Amnesty International Secretary General Irene Khan criticized the use of pro-humanitarian arguments by Coalition countries prior to its 2003 invasion of Iraq, writing in an open letter: "This selective attention to human rights is nothing but a cold and calculated manipulation of the work of human rights activists. Let us not forget that these same governments turned a blind eye to Amnesty International’s reports of widespread human rights violations in Iraq before the Gulf War."7

Nuclear proliferation

Oxford Research Group has predicted that the actions of the United States in the "war on terrorism" may lead to an increase in nuclear proliferation in terrorist groups arising from instability.3 It is also argued, by Ian Williams, that the status of the United States as an unmatched conventional military power will result in widespread nuclear proliferation among states which feel threatened by the U.S.4. The rationale for this development is, that until now, it never has happened that a nuclear-armed country was invaded by military means.
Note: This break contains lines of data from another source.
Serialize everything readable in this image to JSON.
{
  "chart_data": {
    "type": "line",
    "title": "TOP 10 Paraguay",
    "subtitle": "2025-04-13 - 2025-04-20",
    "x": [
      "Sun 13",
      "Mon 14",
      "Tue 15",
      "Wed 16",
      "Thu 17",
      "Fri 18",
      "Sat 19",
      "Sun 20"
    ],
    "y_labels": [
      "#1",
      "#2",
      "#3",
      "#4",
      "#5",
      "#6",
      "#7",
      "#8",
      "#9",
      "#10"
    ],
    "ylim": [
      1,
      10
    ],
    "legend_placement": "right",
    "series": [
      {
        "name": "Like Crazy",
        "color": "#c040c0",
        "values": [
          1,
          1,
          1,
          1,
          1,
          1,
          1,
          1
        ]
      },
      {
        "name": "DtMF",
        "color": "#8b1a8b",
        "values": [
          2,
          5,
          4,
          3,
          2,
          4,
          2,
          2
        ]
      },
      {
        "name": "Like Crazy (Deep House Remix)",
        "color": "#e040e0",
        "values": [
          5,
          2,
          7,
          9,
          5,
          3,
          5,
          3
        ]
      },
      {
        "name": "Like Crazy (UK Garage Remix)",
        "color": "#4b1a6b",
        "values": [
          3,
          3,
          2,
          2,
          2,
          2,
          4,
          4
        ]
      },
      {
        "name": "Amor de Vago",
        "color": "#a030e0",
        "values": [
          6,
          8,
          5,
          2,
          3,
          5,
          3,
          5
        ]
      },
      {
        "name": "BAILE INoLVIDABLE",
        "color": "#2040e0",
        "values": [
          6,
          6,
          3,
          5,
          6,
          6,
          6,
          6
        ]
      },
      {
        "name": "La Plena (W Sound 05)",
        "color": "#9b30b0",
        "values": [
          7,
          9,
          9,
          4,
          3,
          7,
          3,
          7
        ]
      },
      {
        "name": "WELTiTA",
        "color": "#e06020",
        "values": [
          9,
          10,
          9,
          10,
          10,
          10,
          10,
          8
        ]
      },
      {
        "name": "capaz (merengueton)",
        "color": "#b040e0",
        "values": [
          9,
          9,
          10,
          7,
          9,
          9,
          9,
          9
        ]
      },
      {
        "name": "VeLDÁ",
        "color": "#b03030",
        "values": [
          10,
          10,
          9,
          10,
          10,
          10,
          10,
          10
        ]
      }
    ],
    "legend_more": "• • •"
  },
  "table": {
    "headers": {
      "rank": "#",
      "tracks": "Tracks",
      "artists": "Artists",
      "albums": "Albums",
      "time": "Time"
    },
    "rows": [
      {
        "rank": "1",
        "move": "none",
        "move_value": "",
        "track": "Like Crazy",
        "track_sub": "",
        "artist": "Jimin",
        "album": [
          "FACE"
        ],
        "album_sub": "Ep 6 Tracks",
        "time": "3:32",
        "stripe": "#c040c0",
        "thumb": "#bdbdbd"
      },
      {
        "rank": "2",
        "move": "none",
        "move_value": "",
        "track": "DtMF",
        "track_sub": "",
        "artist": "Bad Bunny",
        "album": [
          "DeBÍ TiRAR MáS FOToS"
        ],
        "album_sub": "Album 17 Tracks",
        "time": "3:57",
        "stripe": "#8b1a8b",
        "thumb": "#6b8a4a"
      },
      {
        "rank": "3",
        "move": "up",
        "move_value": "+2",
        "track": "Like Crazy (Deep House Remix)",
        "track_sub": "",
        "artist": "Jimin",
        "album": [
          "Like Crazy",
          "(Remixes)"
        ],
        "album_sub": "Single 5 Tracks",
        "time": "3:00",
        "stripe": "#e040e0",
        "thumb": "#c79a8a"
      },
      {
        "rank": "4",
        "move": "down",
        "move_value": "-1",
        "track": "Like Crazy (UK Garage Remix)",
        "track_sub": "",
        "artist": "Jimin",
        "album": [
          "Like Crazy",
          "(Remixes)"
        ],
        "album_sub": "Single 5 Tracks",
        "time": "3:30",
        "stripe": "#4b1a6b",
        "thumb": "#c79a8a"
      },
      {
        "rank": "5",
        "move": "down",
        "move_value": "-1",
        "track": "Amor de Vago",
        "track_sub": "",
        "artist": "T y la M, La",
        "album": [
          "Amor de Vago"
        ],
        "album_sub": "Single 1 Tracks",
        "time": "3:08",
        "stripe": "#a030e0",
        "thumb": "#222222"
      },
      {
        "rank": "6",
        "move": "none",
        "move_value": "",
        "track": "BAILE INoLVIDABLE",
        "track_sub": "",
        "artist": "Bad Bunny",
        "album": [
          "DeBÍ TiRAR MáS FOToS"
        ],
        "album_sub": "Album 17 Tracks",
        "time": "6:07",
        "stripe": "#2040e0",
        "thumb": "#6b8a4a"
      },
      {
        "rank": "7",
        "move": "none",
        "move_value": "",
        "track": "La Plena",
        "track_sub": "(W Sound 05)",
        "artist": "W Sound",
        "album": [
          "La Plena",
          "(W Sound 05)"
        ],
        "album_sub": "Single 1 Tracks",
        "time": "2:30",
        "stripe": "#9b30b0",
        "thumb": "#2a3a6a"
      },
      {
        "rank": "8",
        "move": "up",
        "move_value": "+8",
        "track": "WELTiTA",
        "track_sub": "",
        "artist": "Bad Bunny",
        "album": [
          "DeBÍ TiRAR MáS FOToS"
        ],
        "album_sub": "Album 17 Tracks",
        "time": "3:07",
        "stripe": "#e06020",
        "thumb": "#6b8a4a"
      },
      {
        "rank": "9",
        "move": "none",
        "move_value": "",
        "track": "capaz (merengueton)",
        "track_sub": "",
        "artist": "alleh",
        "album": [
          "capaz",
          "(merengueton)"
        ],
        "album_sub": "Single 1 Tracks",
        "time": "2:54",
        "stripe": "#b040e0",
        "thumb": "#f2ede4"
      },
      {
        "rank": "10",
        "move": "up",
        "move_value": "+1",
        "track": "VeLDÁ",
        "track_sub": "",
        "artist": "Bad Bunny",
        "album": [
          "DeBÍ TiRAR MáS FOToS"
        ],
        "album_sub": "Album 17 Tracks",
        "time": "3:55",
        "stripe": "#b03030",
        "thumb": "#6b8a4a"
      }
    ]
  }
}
The Bush administration itself advocated first strike with nuclear weapons against non-nuclear nations, in a reversal of all previous nuclear nonproliferation treaties and non-first-strike policies against either nuclear or non-nuclear nations. [8] [9] [10] [11] [12] [13] [14] Such nuclear use, threat, weapon program, or speculation by any other nation would immediately be called "Terroristic"; thus erasing the most important distinction between terrorism and the war on terror: that massive destruction of civilians cannot be done purely the carefully planned initiative of the "anti-terrorism" side. And yet at every opportunity Bush spoke about it, the purpose was for inflicting terror on the enemies of America.